Nigeria is on the wrong track once again, despite all the promises made to turn things around for better. While most Nigerians believe that it is too early to start experiencing the changes, considering the fact that much harm had been done by the immediate past administration, the disbursement plan for the N500 Billion approved by the Senate for President Bola Tinubu last week as palliative for the fuel subsidy removal really leaves a sour taste in the mouth.

While many believe that palliative measures are, indeed, necessary to cushion the effects of the fuel subsidy withdrawal on Nigerians, going the unpopular money-sharing route under the guise of conditional cash transfer is highly disappointing for an administration that many expect to correct the mistakes of the past.

Despite the good intentions, the planned allocation of N500 Billion to 12 million vulnerable households at N8,000 per month for six months for each household and the planned disbursement of another N70 Billion to newly-elected lawmakers in the National Assembly are not good enough. Given the hyper-inflationary trend in the country, coupled with the drop in the value of the Naira, one begins to wonder what relief a meagre N8,000 would offer the recipients in a month.


While statistics put the number of people living in poverty in the country at about 125 million out of the over 210 million Nigerians, the Federal Government has been flaunting the palliative measures to win popular support, even as it seems to be leaving the fate of the remaining over 100 million Nigerians that are not factored into the plan to hang in the balance. Apparently, they have been left to wriggle their way out of the difficult economic challenges resulting from the subsidy removal.
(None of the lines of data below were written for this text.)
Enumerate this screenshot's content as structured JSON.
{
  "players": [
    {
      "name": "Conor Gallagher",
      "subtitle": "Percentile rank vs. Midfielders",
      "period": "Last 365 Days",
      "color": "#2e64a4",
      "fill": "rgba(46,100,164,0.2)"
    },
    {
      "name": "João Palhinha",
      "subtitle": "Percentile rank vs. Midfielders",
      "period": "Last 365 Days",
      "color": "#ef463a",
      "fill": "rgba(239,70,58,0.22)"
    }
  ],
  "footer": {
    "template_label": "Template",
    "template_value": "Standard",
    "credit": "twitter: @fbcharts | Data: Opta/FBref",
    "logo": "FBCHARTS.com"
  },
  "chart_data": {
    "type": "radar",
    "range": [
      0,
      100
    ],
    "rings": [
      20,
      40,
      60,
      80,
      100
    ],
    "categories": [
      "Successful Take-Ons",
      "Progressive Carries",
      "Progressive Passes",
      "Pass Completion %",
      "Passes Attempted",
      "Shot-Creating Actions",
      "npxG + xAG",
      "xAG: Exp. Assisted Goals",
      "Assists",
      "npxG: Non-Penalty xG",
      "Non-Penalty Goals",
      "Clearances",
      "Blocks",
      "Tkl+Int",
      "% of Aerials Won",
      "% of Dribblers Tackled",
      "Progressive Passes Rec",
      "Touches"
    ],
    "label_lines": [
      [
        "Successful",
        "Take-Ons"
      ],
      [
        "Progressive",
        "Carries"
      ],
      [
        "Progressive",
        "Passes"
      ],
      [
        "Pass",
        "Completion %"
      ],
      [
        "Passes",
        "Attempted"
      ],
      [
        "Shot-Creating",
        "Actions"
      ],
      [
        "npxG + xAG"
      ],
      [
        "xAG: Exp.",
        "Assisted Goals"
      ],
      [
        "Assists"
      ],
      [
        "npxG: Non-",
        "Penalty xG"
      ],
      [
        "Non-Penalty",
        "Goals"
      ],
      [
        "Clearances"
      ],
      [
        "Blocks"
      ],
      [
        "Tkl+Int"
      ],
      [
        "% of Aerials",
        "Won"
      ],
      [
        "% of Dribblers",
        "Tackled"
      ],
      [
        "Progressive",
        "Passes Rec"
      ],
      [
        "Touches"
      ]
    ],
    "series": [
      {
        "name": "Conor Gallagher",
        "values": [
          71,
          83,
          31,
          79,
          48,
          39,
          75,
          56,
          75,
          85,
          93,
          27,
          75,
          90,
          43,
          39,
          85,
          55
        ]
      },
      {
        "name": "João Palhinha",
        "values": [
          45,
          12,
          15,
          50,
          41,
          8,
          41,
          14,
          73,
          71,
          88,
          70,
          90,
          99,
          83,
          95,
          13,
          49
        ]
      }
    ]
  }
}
The mode of disbursement of the conditional cash transfer is, in fact, suspect as we consider the whole arrangement as a charade that could turn into another scam as ”money for the boys” after the controversial election victory, which is still in contention at the Presidential Election Petition Tribunal.

The speed at which the approval was also given by the Senate did not also come as a surprise to many since new members have also been accomodated in the distribution of the largesse, which, unfortunately, would have to be repaid through taxes and levies that are coming in torrents, by majority of Nigerians who are not even accommodated in the so-called palliative.

We are therefore not surprised that labour was quick to reject the palliative as it demanded for N300,000 minimum wage for workers in the country. While Nigerians are willing to be patient with the Tinubu Administration as his policies unfold, the President must be careful not to be misled into taking unpopular actions as Nigerians won’t really fold their hands and watch helplessly as they are being led through the same unpopular route once again.

We are very sure that the palliative Tinubu is dangling at Nigerians at the moment is not the kind of palliative they expect as this is not good enough. The palliative Nigerians need is in the areas of provision of much-needed infrastructure, especially in mass transportation like the Zamfara State Government has done.

Distributing and sharing money under any guise will only encourage corruption as the trust problem is still there, especially with politicians and the so-called community leaders who are expected to be in charge of the disbursement.

Nigerians won’t forget in a hurry the scam that the TradeMoni scheme became under the Muhammadu Buhari Administration.

The humongous amount of money the former Minister for Humanitarian Affairs, Disaster Management and Social Development, Sadiya Umar Farouq, claimed her Ministry disbursed as palliatives and free school feeding for children, among others, also remained contentious till date.

We therefore call on President Tinubu to listen to the genuine concerns being raised on his palliative plan in order not to go the unpopular route Buhari took, which was faulted by most Nigerians. We however commend the president for declaring a state of emergency on food security in the country and urge him to match his words with practical actions and not mere rhetoric.

Nigerians are no doubt going through a very difficult time now, with all the sacrifices they are making in support of the new administration. It will not be fair to them if the government embarks on unpopular policies and actions that are tantamount to robbing Peter to pay Paul. Costs of governance should be drastically reduced in view of current realities instead of placing too much burden on the majority of Nigerians.